Use multi-parameter commands: if the client sends a large number of commands within a short period of time, it will find that the response time is obviously slow, because the subsequent commands have been waiting for the execution of a large number of commands in front of the queue. There is a way to improve the latency problem, that is, to replace the form of multiple commands and single parameters with a single command and multiple parameters. For example, if you cyclically use the lset command to add 1000 elements to the list structure, the performance is poor. A better way is to create a list of 1000 elements on the client, use a single command, lpush or rpush, to construct a redis service that sends 1000 elements at a time using multiple parameters. The following table lists some redis operation commands, including single parameter commands and commands that support multiple parameters. Using these commands, You can minimize the number of times you use multiple commands.
Pipeline command: another method to reduce multiple commands is to use pipelines to merge several commands for execution, thus reducing the latency caused by network overhead. Because sending 10 commands to the server alone results in 10 network latency overhead, using pipelines will return the execution result at one time, requiring only one network latency overhead. Redis itself supports pipeline commands, which are also supported by most clients. If the latency of the current instance is obvious, it is very effective to use pipelines to reduce the latency.
Avoid slow commands in a large set of operations: If the processing frequency of a command is too low, this may be caused by the use of command operations with high time complexity, this means that the time for each command to obtain data from the collection increases. Therefore, reducing the use of complex commands with high time can significantly improve the performance of redis. The following table lists commands with high time complexity. It describes the command attributes in detail, which helps you use these commands efficiently and rationally (if you have to use them ), to improve redis performance.

Delay Time

Redis delayed data cannot be obtained from Info information. If you want to view the delay time, you can use the redis-cli tool to add the -- latency parameter for running, such:

Redis-cli --latency -h 127.0.0.1 -p 6379

Its host and port are the IP address and port of the redis instance. Due to the different running conditions of the current server, the latency may be different. Generally, the latency of 1g Nic is 200 μs.
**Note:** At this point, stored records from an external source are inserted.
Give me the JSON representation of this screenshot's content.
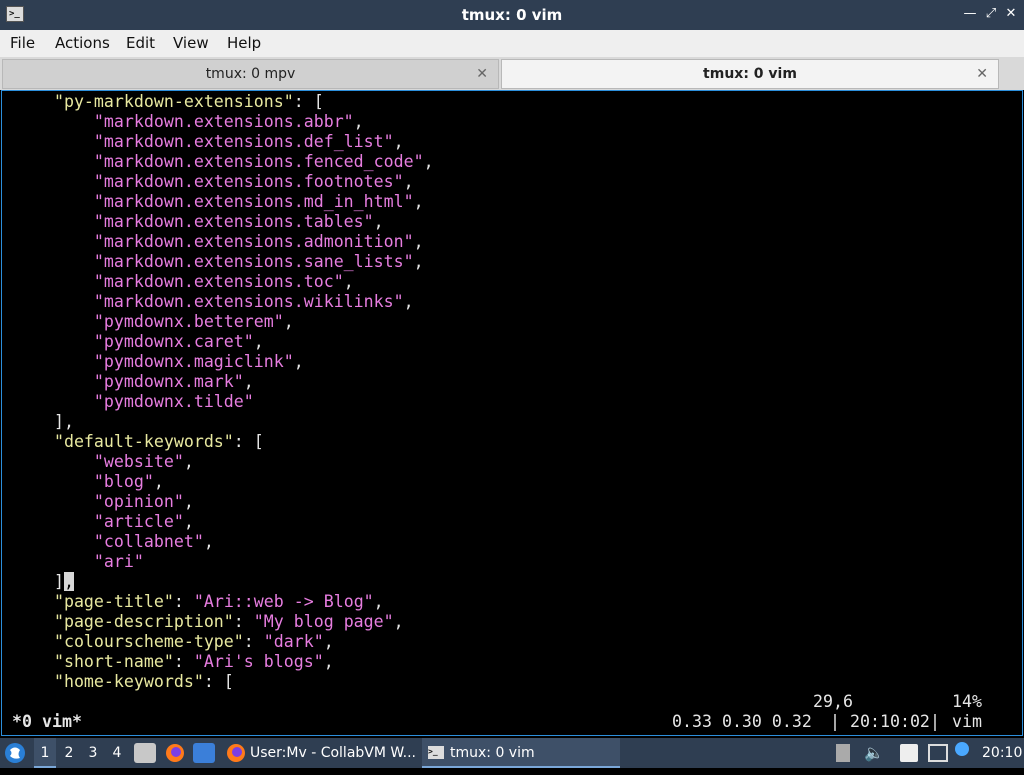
{
  "window": {
    "title": "tmux: 0 vim",
    "icon": "terminal-icon",
    "controls": [
      "minimize-icon",
      "maximize-icon",
      "close-icon"
    ]
  },
  "menu": [
    "File",
    "Actions",
    "Edit",
    "View",
    "Help"
  ],
  "tabs": [
    {
      "label": "tmux: 0 mpv",
      "active": false
    },
    {
      "label": "tmux: 0 vim",
      "active": true
    }
  ],
  "editor": {
    "lines": [
      [
        {
          "t": "    \"py-markdown-extensions\"",
          "c": "k"
        },
        {
          "t": ": [",
          "c": "p"
        }
      ],
      [
        {
          "t": "        \"markdown.extensions.abbr\"",
          "c": "s"
        },
        {
          "t": ",",
          "c": "p"
        }
      ],
      [
        {
          "t": "        \"markdown.extensions.def_list\"",
          "c": "s"
        },
        {
          "t": ",",
          "c": "p"
        }
      ],
      [
        {
          "t": "        \"markdown.extensions.fenced_code\"",
          "c": "s"
        },
        {
          "t": ",",
          "c": "p"
        }
      ],
      [
        {
          "t": "        \"markdown.extensions.footnotes\"",
          "c": "s"
        },
        {
          "t": ",",
          "c": "p"
        }
      ],
      [
        {
          "t": "        \"markdown.extensions.md_in_html\"",
          "c": "s"
        },
        {
          "t": ",",
          "c": "p"
        }
      ],
      [
        {
          "t": "        \"markdown.extensions.tables\"",
          "c": "s"
        },
        {
          "t": ",",
          "c": "p"
        }
      ],
      [
        {
          "t": "        \"markdown.extensions.admonition\"",
          "c": "s"
        },
        {
          "t": ",",
          "c": "p"
        }
      ],
      [
        {
          "t": "        \"markdown.extensions.sane_lists\"",
          "c": "s"
        },
        {
          "t": ",",
          "c": "p"
        }
      ],
      [
        {
          "t": "        \"markdown.extensions.toc\"",
          "c": "s"
        },
        {
          "t": ",",
          "c": "p"
        }
      ],
      [
        {
          "t": "        \"markdown.extensions.wikilinks\"",
          "c": "s"
        },
        {
          "t": ",",
          "c": "p"
        }
      ],
      [
        {
          "t": "        \"pymdownx.betterem\"",
          "c": "s"
        },
        {
          "t": ",",
          "c": "p"
        }
      ],
      [
        {
          "t": "        \"pymdownx.caret\"",
          "c": "s"
        },
        {
          "t": ",",
          "c": "p"
        }
      ],
      [
        {
          "t": "        \"pymdownx.magiclink\"",
          "c": "s"
        },
        {
          "t": ",",
          "c": "p"
        }
      ],
      [
        {
          "t": "        \"pymdownx.mark\"",
          "c": "s"
        },
        {
          "t": ",",
          "c": "p"
        }
      ],
      [
        {
          "t": "        \"pymdownx.tilde\"",
          "c": "s"
        }
      ],
      [
        {
          "t": "    ],",
          "c": "p"
        }
      ],
      [
        {
          "t": "    \"default-keywords\"",
          "c": "k"
        },
        {
          "t": ": [",
          "c": "p"
        }
      ],
      [
        {
          "t": "        \"website\"",
          "c": "s"
        },
        {
          "t": ",",
          "c": "p"
        }
      ],
      [
        {
          "t": "        \"blog\"",
          "c": "s"
        },
        {
          "t": ",",
          "c": "p"
        }
      ],
      [
        {
          "t": "        \"opinion\"",
          "c": "s"
        },
        {
          "t": ",",
          "c": "p"
        }
      ],
      [
        {
          "t": "        \"article\"",
          "c": "s"
        },
        {
          "t": ",",
          "c": "p"
        }
      ],
      [
        {
          "t": "        \"collabnet\"",
          "c": "s"
        },
        {
          "t": ",",
          "c": "p"
        }
      ],
      [
        {
          "t": "        \"ari\"",
          "c": "s"
        }
      ],
      [
        {
          "t": "    ]",
          "c": "p"
        },
        {
          "t": ",",
          "c": "cursor"
        }
      ],
      [
        {
          "t": "    \"page-title\"",
          "c": "k"
        },
        {
          "t": ": ",
          "c": "p"
        },
        {
          "t": "\"Ari::web -> Blog\"",
          "c": "s"
        },
        {
          "t": ",",
          "c": "p"
        }
      ],
      [
        {
          "t": "    \"page-description\"",
          "c": "k"
        },
        {
          "t": ": ",
          "c": "p"
        },
        {
          "t": "\"My blog page\"",
          "c": "s"
        },
        {
          "t": ",",
          "c": "p"
        }
      ],
      [
        {
          "t": "    \"colourscheme-type\"",
          "c": "k"
        },
        {
          "t": ": ",
          "c": "p"
        },
        {
          "t": "\"dark\"",
          "c": "s"
        },
        {
          "t": ",",
          "c": "p"
        }
      ],
      [
        {
          "t": "    \"short-name\"",
          "c": "k"
        },
        {
          "t": ": ",
          "c": "p"
        },
        {
          "t": "\"Ari's blogs\"",
          "c": "s"
        },
        {
          "t": ",",
          "c": "p"
        }
      ],
      [
        {
          "t": "    \"home-keywords\"",
          "c": "k"
        },
        {
          "t": ": [",
          "c": "p"
        }
      ]
    ],
    "ruler_position": "29,6",
    "ruler_percent": "14%"
  },
  "tmux_status": {
    "window": "*0 vim*",
    "load": "0.33 0.30 0.32",
    "separator": "|",
    "time": "20:10:02",
    "app": "vim"
  },
  "taskbar": {
    "menu_icon": "start-menu-icon",
    "workspaces": [
      "1",
      "2",
      "3",
      "4"
    ],
    "active_workspace": "1",
    "launchers": [
      "file-manager-icon",
      "firefox-icon",
      "desktop-icon"
    ],
    "windows": [
      {
        "label": "User:Mv - CollabVM W...",
        "icon": "firefox-icon",
        "active": false
      },
      {
        "label": "tmux: 0 vim",
        "icon": "terminal-icon",
        "active": true
      }
    ],
    "tray": [
      "eject-icon",
      "volume-icon",
      "clipboard-icon",
      "network-icon",
      "notification-icon"
    ],
    "clock": "20:10"
  },
  "colors": {
    "titlebar": "#2f3e52",
    "key": "#e8e8a0",
    "string": "#e77de0",
    "text": "#e6e6e6",
    "terminal_border": "#2c8fdc"
  }
}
The response latency of apsaradb for redis is measured in milliseconds. The local latency is 300 μs:

Tracking redis latency performance

One of the main reasons why redis is so popular is the high performance brought about by the low latency feature, so solving the latency problem is the most direct way to improve redis performance. For 1g bandwidth, if the latency is much higher than 200 μs, it is obviously a performance problem. Although there are some slow I/O operations on the server, redis accepts requests from all clients on a single core, and all requests are queued for execution in good order. Therefore, if a command sent from a client is a slow operation, all other requests must wait until it is completed before execution can continue.

Use latency commands to improve performance

Once the delay time is determined to be a performance problem, there are several ways to analyze and solve the performance problem.
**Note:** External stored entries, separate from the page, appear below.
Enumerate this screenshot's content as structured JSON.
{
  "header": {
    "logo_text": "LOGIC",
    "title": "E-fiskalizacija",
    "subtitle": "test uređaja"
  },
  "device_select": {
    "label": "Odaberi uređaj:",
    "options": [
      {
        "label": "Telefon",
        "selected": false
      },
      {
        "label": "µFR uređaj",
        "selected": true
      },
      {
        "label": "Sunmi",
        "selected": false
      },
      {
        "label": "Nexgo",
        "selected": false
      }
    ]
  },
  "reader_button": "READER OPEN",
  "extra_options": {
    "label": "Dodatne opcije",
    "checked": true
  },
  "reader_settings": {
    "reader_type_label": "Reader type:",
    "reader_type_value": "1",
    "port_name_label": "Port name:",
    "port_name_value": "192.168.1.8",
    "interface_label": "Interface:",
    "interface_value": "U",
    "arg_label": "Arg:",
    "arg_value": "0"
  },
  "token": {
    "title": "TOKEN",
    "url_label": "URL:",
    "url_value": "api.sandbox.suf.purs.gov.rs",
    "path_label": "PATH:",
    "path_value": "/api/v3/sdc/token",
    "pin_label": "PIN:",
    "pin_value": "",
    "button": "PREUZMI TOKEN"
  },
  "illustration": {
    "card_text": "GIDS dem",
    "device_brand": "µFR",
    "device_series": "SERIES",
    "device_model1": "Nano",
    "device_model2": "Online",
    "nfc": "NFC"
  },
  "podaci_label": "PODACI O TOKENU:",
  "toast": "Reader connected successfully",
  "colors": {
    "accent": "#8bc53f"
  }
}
1. Use slowlog to find the slow command that causes latency:The slowlog command in redis allows us to quickly locate slow commands that exceed the specified execution time. By default, if the command execution time exceeds 10 ms, logs will be recorded. Slowlog only records the execution time of its command, does not include IO round-trip operations, and does not record the slow response caused by network latency. Generally, the network latency of 1 GB Bandwidth is expected to be around 200 μs. If the execution time of a command is more than 10 ms, it is nearly 50 times slower than the network latency. To view all commands with slow execution time, run the slowlog GET command using the redis-cli tool. The third field in the returned result is displayed in a subtle unit. If you only need to view the last 10 slow commands, enter slowlog get 10. For more information about how to locate latency issues caused by slow commands, see the total_commands_processed introduction section.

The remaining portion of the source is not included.